Discovery in an age of artificial intelligence

The value of scholarly literature today is assessed based on use – whether it is authors citing an article, readers downloading an article, editors seeking a higher impact factor, funders seeking a broad audience, or librarians calculating a cost-per-use. Much of the use today begins with a search on Google Scholar or Google which is often the single largest source of links to articles and comprises far more links than most publisher platforms. Given that search tools are the primary means of discovery today, how is discovery changing as artificial intelligence evolves? In the print environment journal publishers created the content, and other organizations developed the indexes that identified articles by using words in structured vocabularies.
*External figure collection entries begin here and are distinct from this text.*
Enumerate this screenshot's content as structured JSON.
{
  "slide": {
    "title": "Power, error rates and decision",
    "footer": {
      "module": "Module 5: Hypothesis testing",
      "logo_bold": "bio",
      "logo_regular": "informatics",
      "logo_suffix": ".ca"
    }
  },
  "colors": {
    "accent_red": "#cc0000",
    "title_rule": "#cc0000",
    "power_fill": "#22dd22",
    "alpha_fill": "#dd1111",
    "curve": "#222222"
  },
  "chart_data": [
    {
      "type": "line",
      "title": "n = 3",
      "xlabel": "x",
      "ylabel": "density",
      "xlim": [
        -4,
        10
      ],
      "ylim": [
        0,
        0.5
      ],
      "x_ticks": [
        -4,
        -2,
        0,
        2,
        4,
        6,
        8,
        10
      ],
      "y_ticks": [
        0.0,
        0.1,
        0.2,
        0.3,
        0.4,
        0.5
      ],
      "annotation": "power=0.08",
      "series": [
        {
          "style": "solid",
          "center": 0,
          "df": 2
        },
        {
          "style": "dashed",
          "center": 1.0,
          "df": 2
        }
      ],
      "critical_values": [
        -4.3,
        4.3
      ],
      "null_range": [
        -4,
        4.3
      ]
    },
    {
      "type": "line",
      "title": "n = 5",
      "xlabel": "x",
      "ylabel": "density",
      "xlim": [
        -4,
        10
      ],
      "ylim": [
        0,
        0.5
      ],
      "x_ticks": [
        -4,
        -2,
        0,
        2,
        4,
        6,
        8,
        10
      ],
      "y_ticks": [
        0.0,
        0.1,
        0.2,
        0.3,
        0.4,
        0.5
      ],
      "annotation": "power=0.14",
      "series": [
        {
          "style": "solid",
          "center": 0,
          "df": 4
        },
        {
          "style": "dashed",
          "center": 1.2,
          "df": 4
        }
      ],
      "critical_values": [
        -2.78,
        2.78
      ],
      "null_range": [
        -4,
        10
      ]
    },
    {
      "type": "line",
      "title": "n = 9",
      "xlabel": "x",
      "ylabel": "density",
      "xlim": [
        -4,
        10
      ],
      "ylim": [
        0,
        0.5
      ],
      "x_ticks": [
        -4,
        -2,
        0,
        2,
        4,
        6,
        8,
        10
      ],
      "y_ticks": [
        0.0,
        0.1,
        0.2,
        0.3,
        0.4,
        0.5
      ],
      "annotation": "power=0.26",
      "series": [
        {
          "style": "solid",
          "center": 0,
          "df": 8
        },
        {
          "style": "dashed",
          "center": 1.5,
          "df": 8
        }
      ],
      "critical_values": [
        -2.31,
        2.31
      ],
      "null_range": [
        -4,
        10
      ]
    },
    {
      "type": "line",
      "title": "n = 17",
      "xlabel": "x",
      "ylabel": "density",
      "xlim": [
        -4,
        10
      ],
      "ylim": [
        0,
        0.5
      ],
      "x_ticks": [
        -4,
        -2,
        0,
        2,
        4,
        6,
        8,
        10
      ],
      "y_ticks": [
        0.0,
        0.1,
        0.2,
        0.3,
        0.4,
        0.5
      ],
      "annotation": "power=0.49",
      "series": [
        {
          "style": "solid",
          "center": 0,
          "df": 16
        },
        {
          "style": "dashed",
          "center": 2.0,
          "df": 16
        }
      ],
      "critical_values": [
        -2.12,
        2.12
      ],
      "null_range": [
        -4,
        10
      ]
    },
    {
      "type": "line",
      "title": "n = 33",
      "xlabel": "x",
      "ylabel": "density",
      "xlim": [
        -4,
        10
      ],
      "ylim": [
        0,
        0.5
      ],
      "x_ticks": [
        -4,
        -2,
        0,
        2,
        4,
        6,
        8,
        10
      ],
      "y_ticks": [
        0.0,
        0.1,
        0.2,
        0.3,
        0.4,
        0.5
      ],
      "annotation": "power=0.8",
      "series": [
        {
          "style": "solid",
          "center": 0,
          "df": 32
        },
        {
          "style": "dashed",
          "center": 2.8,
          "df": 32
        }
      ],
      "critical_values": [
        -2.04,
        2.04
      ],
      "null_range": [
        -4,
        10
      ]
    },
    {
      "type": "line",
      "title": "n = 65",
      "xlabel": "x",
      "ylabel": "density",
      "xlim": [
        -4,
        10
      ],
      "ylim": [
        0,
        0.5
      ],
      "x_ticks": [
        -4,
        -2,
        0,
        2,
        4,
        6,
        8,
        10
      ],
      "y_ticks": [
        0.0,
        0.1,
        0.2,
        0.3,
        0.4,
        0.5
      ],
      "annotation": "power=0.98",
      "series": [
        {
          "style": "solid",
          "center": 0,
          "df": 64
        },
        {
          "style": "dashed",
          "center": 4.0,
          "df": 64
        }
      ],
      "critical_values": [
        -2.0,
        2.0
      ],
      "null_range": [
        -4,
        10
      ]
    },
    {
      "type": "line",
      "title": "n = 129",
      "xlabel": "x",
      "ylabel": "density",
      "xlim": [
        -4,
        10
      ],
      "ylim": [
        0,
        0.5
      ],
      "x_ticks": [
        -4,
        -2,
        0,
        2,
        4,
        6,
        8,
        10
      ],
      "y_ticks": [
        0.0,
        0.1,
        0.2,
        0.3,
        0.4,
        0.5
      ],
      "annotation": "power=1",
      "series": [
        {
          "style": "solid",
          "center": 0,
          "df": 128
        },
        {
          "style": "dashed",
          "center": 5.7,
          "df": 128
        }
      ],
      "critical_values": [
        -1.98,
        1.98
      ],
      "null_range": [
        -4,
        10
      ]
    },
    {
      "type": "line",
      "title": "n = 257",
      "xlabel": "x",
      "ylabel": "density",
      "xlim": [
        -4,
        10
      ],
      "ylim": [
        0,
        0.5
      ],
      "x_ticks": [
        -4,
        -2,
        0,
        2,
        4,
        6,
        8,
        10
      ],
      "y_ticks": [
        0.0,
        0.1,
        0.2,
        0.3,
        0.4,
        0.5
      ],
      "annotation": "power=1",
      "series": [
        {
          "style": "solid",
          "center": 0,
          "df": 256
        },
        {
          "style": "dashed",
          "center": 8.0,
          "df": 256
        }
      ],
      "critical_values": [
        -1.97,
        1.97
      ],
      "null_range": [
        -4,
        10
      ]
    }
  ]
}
When Eugene Garfield created the Citation Indexes in the 1950s, he demonstrated that two articles are more likely to be related when they share many of the same references. This approach to discovering related works is especially useful in emerging fields before a common language is developed. During the 1980s Don Swanson, who was a professor of information science at the University of Chicago, recognized the hidden connection between two biomedical articles based on their hypotheses. Subsequent research validated his approach which pioneered the field of “text-based informatics” also known as “literature-based discovery” and served as the precursor for text mining. While there is great interest in data and text mining today, discussions on this topic indicate that progress is incremental and a surprisingly small number of researchers are taking advantage of the opportunities enabled by publishers.